Saudaraku, bila ada orang yang sama sekali tidak mempunyai rasa cinta pada aksesoris dunia ini, maka dia bukanlah berarti telah mencapai tingkat kesempurnaan, tetapi justru dia masih jauh dari kesempurnaan. Dengan demikian semakin jelaslah, bahwa sesuatu yang tercela itu adalah jika kita
mengikatkan diri dengan kesibukan urusan-urusan duniawi semata, sehingga menyebabkan kehidupan akhirat terlupakan. Al-Qashash:77 menegaskan, “Carilah pada apa yang telah dianugerahkan Allah kepadamu (kebahagiaan) negeri akhirat, dan
janganlah kamu melupakan bagianmu dari (kenikmatan) duniawi”
Dari uraian singkat ini, orang yang baik itu bukanlah berarti ia berlepas tangan atau lemah dalam urusan kehidupan, melainkan ia menjalankan satu prinsip hidup yang mendahulukan keutamaan akhlak di atas keinginan-keinginan materi. Ia cinta pada duniawi, tetapi sama sekali tidak takut bila harus berpisah dengannya. Ia tidak terpengaruh dengan berkurang atau bertambahnya dunia. Baginya dunia itu letaknya di tangan, bukan di hati. Sehingga dengan demikian ia selalu menjadi orang yang merdeka.

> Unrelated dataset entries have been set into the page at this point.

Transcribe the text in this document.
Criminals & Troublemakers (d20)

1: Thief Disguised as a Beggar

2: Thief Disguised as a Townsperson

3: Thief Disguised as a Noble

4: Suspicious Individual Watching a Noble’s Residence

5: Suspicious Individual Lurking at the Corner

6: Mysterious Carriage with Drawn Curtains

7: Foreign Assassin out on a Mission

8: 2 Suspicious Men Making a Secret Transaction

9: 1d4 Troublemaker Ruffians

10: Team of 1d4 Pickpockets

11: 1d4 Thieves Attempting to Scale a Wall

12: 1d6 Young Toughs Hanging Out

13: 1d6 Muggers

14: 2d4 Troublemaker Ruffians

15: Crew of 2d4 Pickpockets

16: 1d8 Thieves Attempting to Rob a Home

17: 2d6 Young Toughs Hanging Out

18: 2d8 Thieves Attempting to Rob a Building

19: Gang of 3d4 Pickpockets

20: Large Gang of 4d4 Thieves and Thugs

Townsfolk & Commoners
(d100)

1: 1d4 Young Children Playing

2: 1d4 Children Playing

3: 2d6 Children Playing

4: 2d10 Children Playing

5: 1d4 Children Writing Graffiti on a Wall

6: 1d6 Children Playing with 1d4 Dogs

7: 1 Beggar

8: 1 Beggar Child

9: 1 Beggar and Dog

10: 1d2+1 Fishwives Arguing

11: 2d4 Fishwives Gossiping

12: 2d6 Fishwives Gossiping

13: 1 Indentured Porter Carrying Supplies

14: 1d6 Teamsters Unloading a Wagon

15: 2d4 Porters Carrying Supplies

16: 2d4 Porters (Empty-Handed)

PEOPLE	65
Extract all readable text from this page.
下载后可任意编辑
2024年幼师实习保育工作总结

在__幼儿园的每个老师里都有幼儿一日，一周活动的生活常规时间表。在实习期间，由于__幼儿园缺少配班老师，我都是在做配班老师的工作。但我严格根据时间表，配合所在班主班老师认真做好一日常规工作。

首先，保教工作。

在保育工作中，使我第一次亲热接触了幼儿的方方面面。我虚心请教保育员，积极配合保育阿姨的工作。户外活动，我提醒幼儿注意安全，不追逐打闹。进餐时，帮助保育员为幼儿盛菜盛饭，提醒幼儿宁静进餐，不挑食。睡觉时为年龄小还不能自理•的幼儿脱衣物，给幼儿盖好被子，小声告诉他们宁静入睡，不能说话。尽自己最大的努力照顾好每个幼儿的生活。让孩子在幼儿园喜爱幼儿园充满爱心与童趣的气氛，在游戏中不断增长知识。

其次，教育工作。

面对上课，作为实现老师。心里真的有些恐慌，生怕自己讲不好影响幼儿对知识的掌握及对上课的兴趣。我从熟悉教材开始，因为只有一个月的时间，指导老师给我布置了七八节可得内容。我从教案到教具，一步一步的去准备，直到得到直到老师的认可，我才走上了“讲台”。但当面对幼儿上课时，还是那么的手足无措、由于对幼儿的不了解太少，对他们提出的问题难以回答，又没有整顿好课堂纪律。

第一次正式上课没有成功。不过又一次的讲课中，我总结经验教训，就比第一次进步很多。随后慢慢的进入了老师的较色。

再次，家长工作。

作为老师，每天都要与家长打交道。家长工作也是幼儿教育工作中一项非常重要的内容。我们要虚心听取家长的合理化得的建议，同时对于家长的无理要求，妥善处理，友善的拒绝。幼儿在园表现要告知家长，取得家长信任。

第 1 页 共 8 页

Pada akhirnya, nampaknya nanti akan ada dua kelompok manusia. Kelompok manusia yang pertama, yaitu mereka yang pergi meninggalkan dunia ini dalam keadaan diganduli ribuan penghambaan dilehernya. Sedangkan kelompok manusia yang kedua, mereka pergi meninggalkan dunia ini dalam keadaan merdeka. Mereka tidak menjadi hamba
siapapun, kecuali hamba Allah. Mereka meninggalkan dunia ini dalam status
sebagaimana yang diinginkan Allah. Mereka bukan menjadi hamba nafsu, hamba amarah, hamba harta, ataupun hamba kedudukan. Mudah-mudahan perenungan ini dapat mengingatkan kita, betapa pentingnya menjaga keseimbangan duniawi dan ukhrawi.